I have seen several examples of try blocks within DoFn's that write to a side output to log any errors. This is a very nice solution but I need to apply error handling to the step that writes to Spanner which does not contain a DoFn
spannerBranchTuples2.get(spannerOutput2)
.apply("Create Spanner Mutation", ParDo.of(createSpannerMutation))
.apply("Write Spanner Records", SpannerIO.write()
.withInstanceId(options.getSpannerInstanceId())

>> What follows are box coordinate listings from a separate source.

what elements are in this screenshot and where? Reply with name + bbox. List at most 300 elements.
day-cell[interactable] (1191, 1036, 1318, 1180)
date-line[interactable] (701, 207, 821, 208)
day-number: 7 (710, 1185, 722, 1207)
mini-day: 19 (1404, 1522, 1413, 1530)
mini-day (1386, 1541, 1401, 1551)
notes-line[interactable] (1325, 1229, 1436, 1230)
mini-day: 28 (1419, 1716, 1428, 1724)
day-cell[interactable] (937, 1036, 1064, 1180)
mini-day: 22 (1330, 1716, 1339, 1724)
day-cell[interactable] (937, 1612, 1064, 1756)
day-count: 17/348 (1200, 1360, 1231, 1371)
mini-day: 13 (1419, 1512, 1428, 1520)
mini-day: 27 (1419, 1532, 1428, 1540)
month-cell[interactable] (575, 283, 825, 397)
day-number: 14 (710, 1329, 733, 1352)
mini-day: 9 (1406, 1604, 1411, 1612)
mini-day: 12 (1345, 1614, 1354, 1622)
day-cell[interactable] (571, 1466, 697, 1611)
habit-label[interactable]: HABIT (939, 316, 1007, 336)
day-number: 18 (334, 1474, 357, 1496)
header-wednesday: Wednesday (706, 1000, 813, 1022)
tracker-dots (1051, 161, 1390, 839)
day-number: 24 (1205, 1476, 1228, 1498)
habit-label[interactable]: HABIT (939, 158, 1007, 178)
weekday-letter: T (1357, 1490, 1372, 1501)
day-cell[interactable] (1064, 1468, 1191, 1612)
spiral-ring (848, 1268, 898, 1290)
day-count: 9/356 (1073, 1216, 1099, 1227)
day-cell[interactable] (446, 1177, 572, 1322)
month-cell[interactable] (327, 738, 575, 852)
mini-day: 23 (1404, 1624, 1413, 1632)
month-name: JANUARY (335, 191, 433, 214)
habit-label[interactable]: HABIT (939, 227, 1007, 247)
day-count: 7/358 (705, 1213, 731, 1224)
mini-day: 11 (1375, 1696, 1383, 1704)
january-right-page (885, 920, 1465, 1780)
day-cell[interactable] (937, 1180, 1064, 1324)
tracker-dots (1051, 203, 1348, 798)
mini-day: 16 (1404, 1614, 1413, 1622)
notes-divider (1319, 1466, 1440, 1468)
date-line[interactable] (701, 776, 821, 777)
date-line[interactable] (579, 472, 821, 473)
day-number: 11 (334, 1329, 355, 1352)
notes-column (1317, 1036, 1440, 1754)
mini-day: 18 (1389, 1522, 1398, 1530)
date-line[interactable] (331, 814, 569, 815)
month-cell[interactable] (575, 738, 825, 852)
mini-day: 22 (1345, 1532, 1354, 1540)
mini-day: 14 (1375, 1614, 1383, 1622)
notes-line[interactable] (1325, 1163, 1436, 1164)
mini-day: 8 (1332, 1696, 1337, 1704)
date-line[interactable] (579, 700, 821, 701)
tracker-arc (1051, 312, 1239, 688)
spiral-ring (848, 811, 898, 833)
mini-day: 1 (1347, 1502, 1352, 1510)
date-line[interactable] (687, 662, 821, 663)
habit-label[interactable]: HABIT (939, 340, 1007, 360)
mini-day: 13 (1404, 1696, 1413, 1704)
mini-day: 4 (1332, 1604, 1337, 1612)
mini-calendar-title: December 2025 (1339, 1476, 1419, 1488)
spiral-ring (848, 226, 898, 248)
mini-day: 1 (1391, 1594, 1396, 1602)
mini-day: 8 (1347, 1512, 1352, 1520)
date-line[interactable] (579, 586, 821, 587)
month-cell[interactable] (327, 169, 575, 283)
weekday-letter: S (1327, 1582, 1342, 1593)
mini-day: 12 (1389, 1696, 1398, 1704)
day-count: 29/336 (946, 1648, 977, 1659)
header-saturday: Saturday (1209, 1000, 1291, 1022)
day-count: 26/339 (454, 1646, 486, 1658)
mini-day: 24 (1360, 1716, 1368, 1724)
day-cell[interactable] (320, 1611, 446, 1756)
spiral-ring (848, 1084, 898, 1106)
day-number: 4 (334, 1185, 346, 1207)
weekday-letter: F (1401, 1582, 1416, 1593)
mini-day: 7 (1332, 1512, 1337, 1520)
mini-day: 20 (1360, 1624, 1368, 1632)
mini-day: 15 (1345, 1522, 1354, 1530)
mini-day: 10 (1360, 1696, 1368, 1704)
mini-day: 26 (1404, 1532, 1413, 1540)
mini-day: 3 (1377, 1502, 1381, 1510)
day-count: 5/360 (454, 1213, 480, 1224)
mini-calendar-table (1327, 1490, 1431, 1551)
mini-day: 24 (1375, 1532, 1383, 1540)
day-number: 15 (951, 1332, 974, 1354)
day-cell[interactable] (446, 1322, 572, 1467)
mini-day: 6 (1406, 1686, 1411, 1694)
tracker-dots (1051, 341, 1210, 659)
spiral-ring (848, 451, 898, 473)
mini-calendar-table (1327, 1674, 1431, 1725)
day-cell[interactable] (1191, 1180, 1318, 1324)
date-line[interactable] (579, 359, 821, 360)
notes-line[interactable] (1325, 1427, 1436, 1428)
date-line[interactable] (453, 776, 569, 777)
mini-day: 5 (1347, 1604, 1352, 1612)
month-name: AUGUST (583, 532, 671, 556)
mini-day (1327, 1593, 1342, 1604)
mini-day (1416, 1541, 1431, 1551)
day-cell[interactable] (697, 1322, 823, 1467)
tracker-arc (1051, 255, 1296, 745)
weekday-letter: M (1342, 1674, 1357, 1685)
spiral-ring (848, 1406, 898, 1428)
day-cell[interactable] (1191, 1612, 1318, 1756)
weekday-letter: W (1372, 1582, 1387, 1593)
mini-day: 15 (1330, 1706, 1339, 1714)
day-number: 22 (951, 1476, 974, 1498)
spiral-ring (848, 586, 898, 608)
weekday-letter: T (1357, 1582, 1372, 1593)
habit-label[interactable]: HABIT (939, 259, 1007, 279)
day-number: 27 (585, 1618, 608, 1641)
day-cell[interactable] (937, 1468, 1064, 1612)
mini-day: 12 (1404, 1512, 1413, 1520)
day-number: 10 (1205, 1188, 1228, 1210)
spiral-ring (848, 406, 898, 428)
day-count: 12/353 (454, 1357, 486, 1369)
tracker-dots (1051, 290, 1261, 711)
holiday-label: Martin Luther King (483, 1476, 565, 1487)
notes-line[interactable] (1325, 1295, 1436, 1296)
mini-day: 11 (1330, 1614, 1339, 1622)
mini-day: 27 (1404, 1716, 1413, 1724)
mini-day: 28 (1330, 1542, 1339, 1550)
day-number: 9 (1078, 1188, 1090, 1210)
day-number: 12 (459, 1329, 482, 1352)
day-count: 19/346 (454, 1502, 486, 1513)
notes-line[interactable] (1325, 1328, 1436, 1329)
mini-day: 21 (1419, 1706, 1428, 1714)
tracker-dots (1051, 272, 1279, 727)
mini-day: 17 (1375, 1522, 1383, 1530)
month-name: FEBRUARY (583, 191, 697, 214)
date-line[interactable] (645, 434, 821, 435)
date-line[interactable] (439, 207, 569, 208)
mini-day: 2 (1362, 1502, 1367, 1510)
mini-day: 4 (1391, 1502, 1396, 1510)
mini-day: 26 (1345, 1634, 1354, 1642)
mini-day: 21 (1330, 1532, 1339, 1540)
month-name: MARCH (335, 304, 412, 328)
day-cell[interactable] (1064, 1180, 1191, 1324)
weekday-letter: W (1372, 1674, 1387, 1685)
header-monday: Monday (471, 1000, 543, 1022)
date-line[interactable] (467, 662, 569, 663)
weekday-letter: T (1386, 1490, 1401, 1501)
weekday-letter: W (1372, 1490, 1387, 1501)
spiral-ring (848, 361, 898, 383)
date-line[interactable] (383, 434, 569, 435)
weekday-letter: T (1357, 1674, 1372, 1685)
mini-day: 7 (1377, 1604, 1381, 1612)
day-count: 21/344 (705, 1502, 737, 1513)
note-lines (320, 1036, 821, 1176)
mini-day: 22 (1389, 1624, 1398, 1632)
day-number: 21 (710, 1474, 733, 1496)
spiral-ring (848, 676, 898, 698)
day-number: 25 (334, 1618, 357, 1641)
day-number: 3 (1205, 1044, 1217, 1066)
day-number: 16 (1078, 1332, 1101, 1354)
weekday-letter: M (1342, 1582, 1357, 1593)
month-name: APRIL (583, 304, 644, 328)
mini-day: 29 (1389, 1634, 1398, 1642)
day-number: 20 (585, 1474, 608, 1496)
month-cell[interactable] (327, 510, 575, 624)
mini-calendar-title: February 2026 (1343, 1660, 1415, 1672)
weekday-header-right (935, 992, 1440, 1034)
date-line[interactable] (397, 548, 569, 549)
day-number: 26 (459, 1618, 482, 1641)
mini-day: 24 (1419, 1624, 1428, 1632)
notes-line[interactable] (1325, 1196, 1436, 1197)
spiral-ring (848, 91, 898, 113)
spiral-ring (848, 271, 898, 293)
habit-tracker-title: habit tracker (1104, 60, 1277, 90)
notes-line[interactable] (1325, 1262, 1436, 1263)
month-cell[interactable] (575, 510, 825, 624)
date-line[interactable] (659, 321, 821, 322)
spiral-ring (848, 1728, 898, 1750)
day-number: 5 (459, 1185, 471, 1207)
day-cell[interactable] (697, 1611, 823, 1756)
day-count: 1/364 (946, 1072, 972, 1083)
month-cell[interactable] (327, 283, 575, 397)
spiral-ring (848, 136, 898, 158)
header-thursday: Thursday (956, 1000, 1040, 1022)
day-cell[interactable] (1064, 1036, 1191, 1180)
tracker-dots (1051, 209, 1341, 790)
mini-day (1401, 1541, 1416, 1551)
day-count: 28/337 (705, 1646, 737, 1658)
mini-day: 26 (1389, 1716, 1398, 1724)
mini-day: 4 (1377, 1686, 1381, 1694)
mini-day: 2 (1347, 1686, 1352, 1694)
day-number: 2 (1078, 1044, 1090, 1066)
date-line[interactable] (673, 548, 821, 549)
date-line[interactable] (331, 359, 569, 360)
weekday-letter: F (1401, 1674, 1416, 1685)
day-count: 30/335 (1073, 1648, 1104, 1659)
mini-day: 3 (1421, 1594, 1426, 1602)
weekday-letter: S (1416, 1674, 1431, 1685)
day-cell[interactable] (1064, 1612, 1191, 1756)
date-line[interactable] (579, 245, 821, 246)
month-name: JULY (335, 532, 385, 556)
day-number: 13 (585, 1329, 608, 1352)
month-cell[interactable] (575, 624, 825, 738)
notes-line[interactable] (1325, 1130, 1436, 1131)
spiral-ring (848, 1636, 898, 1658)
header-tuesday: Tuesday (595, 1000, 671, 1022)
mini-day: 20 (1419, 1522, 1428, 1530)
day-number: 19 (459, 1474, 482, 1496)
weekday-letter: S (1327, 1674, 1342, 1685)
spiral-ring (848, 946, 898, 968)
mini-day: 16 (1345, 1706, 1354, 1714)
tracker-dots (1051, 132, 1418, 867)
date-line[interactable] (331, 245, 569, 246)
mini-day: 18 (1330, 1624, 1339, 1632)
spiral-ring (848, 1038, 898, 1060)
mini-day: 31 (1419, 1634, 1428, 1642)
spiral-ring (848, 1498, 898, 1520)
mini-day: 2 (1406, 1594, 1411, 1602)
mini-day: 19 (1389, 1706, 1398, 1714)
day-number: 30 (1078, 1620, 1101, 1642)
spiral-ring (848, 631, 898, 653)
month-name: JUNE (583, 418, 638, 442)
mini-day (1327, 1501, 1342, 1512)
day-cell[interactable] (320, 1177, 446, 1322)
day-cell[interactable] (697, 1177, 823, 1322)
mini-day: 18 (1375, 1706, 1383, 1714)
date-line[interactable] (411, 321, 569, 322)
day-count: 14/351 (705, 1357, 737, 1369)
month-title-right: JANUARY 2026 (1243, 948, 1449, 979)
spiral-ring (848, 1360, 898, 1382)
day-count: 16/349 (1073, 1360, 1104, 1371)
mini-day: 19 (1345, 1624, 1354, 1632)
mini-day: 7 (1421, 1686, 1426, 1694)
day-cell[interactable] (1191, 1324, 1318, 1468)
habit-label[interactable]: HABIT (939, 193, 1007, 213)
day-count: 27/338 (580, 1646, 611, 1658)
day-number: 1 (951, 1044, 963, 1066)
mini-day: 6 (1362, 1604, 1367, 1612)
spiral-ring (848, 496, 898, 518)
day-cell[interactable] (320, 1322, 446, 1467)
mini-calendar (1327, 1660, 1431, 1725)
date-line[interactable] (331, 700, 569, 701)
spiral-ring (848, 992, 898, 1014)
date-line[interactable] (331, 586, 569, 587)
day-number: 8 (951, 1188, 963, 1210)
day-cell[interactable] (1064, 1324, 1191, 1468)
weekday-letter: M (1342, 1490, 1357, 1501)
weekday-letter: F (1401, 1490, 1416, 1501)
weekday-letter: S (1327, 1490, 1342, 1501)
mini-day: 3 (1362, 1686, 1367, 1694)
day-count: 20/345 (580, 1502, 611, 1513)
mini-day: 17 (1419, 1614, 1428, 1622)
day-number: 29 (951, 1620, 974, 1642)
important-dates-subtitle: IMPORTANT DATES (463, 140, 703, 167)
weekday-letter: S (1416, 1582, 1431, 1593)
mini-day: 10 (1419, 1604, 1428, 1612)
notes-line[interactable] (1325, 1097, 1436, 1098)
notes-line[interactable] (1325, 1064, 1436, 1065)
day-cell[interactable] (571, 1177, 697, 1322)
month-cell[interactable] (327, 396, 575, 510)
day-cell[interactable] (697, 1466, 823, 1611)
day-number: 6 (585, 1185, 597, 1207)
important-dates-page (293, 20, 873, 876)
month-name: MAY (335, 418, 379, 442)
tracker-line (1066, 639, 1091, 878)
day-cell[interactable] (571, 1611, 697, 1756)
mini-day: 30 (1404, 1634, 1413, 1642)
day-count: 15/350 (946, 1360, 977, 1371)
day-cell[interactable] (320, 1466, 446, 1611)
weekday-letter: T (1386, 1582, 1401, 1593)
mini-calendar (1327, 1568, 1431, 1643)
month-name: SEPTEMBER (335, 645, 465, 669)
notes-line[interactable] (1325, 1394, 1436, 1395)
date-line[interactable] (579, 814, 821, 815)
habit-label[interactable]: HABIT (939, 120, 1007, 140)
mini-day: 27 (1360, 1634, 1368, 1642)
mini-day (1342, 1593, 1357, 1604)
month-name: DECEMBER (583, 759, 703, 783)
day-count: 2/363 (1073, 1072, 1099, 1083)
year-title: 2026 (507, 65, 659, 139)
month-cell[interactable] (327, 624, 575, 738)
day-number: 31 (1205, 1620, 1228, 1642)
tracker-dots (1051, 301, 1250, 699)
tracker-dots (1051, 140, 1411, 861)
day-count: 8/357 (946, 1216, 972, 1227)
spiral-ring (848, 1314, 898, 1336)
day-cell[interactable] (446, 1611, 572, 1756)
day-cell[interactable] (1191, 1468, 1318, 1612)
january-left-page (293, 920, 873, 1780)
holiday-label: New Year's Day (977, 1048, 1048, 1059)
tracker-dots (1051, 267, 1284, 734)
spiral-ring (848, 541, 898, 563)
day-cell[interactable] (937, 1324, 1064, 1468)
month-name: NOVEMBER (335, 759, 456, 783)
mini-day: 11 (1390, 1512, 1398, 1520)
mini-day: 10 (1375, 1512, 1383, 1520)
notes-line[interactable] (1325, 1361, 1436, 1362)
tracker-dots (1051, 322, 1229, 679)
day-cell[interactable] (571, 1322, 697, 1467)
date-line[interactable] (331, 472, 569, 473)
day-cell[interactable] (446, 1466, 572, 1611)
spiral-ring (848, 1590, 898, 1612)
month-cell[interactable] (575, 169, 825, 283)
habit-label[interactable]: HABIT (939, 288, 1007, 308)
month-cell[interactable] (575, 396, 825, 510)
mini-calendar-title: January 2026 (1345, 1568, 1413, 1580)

.withDatabaseId(options.getSpannerDatabaseId())
.grouped());
我尚未找到任何允许将错误处理应用于此步骤的文档,或者找到了将其重新编写为DoFn的方法.有什么建议如何将错误处理应用于此吗?谢谢
I have not found any documentation that allows error handling to be applied to this step, or found a way to re-write it as a DoFn. Any suggestions how to apply error handling to this? thanks
推荐答案
有一个有趣的模式..
基本上,我们的想法是在将结果发送到写作转换之前先创建一个 DoFn
.看起来像这样:
Basically, the idea is to have a DoFn
before sending your results to your writing transforms. It'd look something like so:
final TupleTag<Output> successTag = new TupleTag<>() {};
final TupleTag<Input> deadLetterTag = new TupleTag<>() {};
PCollection<Input> input = /* … */;
PCollectionTuple outputTuple = input.apply(ParDo.of(new DoFn<Input, Output>() {
@Override
void processElement(ProcessContext c) {
try {
c.output(process(c.element());
} catch (Exception e) {
LOG.severe("Failed to process input {} -- adding to dead letter file",
c.element(), e);
c.sideOutput(deadLetterTag, c.element());
}
}).withOutputTags(successTag, TupleTagList.of(deadLetterTag)));
outputTuple.get(deadLetterTag)
.apply(/* Write to a file or table or anything */);
outputTuple.get(successTag)
.apply(/* Write to Spanner or any other sink */);
让我知道这是否有用!
这篇关于GCP Dataflow Apache Beam写入输出错误处理的文章就介绍到这了,希望我们推荐的答案对大家有所帮助,也希望大家多多支持IT屋!